Similarly, Pre-Matric Scholarships for other backward classes, economically backward classes and de-notified tribes have seen a substantial decline in budget allocation by 41.2 per cent [28.8 per cent decrease over 2022 (RE)]. This may have a detrimental effect when it comes to inclusive growth in education for socio-economically backward children.

The recently launched Pradhan Mantri Schools for Rising India (PM SRI) scheme has been allocated a sum of Rs. 4,000 crores for 2023-24 (BE). Other components such as Pradhan Mantri Poshan Shakti Nirman (PM POSHAN) have seen a rise of 13.4 per cent rise in budget allocation [but actually there is a 9.4 per cent decrease when compared to 2022-23 (RE)] along with a rise of 4.0 per cent in the National Means Cum Merit Scholarship Scheme [21.3 per cent increase over 2022-23 (RE)].

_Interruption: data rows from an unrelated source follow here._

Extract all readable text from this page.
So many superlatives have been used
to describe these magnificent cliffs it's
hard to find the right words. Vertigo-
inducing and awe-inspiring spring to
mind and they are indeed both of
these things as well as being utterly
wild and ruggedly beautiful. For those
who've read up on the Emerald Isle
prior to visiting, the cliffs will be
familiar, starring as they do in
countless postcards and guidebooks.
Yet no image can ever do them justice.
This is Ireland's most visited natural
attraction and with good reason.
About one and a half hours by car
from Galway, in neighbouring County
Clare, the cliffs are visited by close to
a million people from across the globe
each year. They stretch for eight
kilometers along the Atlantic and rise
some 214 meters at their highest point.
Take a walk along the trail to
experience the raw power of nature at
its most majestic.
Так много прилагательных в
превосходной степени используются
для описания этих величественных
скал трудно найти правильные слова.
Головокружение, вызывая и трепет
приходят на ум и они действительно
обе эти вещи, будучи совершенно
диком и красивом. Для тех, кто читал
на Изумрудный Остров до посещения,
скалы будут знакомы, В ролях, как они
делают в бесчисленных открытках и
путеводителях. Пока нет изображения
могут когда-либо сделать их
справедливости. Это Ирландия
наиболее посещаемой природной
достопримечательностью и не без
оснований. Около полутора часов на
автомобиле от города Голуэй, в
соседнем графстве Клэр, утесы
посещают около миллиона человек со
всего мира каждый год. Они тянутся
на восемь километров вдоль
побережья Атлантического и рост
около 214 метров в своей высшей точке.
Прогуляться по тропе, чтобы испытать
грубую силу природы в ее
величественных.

However, an important component such as Samagra Shiksha has seen a rise of a mere 0.2 per cent from the last year’s allocation [16.5 per cent increase over 2022-23 (RE)]. Under the Department of School Education and Literacy, the component of Navodaya Vidyalaya Samiti has witnessed a significant increase of 33.3 per cent in allocation [11.5 per cent increase over 2022-23 (RE)].

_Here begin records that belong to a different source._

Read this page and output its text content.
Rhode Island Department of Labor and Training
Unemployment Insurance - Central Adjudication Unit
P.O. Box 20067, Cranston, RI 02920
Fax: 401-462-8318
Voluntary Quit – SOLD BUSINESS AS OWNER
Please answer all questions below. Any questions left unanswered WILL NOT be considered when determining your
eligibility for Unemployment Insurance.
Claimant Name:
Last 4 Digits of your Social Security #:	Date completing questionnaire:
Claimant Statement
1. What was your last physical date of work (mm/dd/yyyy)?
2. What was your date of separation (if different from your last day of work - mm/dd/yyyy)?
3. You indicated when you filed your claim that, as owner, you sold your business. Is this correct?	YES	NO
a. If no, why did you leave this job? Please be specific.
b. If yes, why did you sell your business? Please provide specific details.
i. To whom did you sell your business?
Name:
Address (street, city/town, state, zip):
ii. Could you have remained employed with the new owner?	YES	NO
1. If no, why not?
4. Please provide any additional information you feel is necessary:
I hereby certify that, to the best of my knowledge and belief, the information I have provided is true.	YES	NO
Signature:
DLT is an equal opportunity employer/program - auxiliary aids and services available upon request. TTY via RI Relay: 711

This budget has laid major emphasis on the target groups belonging to the Scheduled Caste (SC) community. Components like Post Matric Scholarships for SCs have seen a rise of 12.4 per cent from the last budget allocation which is indeed a welcome step in the direction of inclusive growth and development. The Scheme of Residential Education for Students in High Schools in Targeted Areas (SRESHTA) for SCs too, has seen an increase in allocation of 17.6 per cent in 2023-24 (BE) compared to 2022-23 (BE). This would contribute to realising the goal of reaching the children of under-served communities, as enshrined in Sustainable Development Goals.

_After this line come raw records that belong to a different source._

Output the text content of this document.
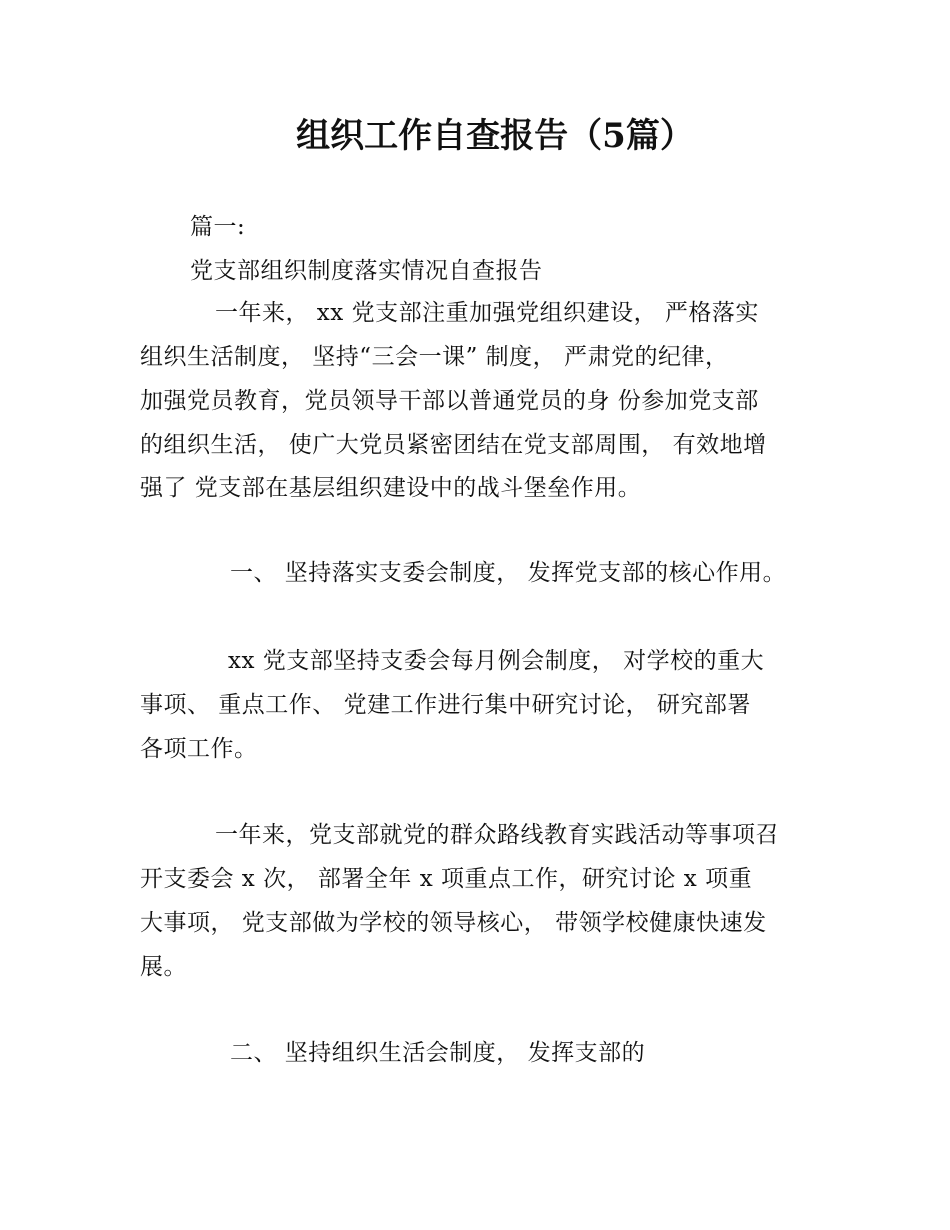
组织工作自查报告（5篇）
篇一:
党支部组织制度落实情况自查报告
一年来， xx 党支部注重加强党组织建设， 严格落实
组织生活制度， 坚持“三会一课” 制度， 严肃党的纪律，
加强党员教育，党员领导干部以普通党员的身 份参加党支部
的组织生活， 使广大党员紧密团结在党支部周围， 有效地增
强了 党支部在基层组织建设中的战斗堡垒作用。
一、 坚持落实支委会制度， 发挥党支部的核心作用。
xx 党支部坚持支委会每月例会制度， 对学校的重大
事项、 重点工作、 党建工作进行集中研究讨论， 研究部署
各项工作。
一年来，党支部就党的群众路线教育实践活动等事项召
开支委会 x 次， 部署全年 x 项重点工作，研究讨论 x 项重
大事项， 党支部做为学校的领导核心， 带领学校健康快速发
展。
二、 坚持组织生活会制度， 发挥支部的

The launch of the Pradhan Mantri PVTG Development Mission aims to improve the socio-economic conditions of the Particularly Vulnerable Tribal Groups (PVTGs) by saturating the PVTG families and habitations with basic facilities. Further, keeping in line with the importance to bring about a positive change in the lives of the tribal groups, the Government year this year has revised the budget allocation for Eklavya Model Residential School (EMRS) under the Ministry of Tribal Affairs.

Budget allocation for EMRS this year has increased by 196.4 per cent [198.6 per cent increase over 2022-23 (RE)] which is a huge step towards ensuring that the children from the tribal groups get the opportunity to access and avail quality education. Also, an announcement regarding the recruitment of 38,800 teachers and support staff in the next three years in about 740 EMRS serving 3.5 lakh tribal children has been made. However, despite the increase in budget allocation for EMRS, this year the component of Pre-Matric Scholarship for STs under the Ministry of Tribal affairs has seen a decline of 1.8 per cent [15.2 per cent increase over 2022-23 (RE), the latter has declined by 14.7 per cent over 2022-23 (BE)].

To sum it up, while broadly the Union Budget has tried to bring in elements to put child education back on track, more was expected to realise inclusive education, as mentioned in the Sustainable Development Goals (SDG), for the last mile children residing under the shadows of socio-economic marginalisation. SDG 4.1 aims to ensure, by 2030, that all girls and boys complete free, equitable and quality primary and secondary education leading to relevant and effective learning outcomes. To realise the target, we will have to bring in more focused interventions backed with adequate budgetary allocations towards free, publicly-funded, inclusive, equitable, quality primary and secondary education leading to relevant learning outcomes. 

Puja Marwaha is the CEO of Child Rights and You (CRY)
 

The opinions expressed in this article are those of the author's and do not purport to reflect the opinions or views of THE WEEK.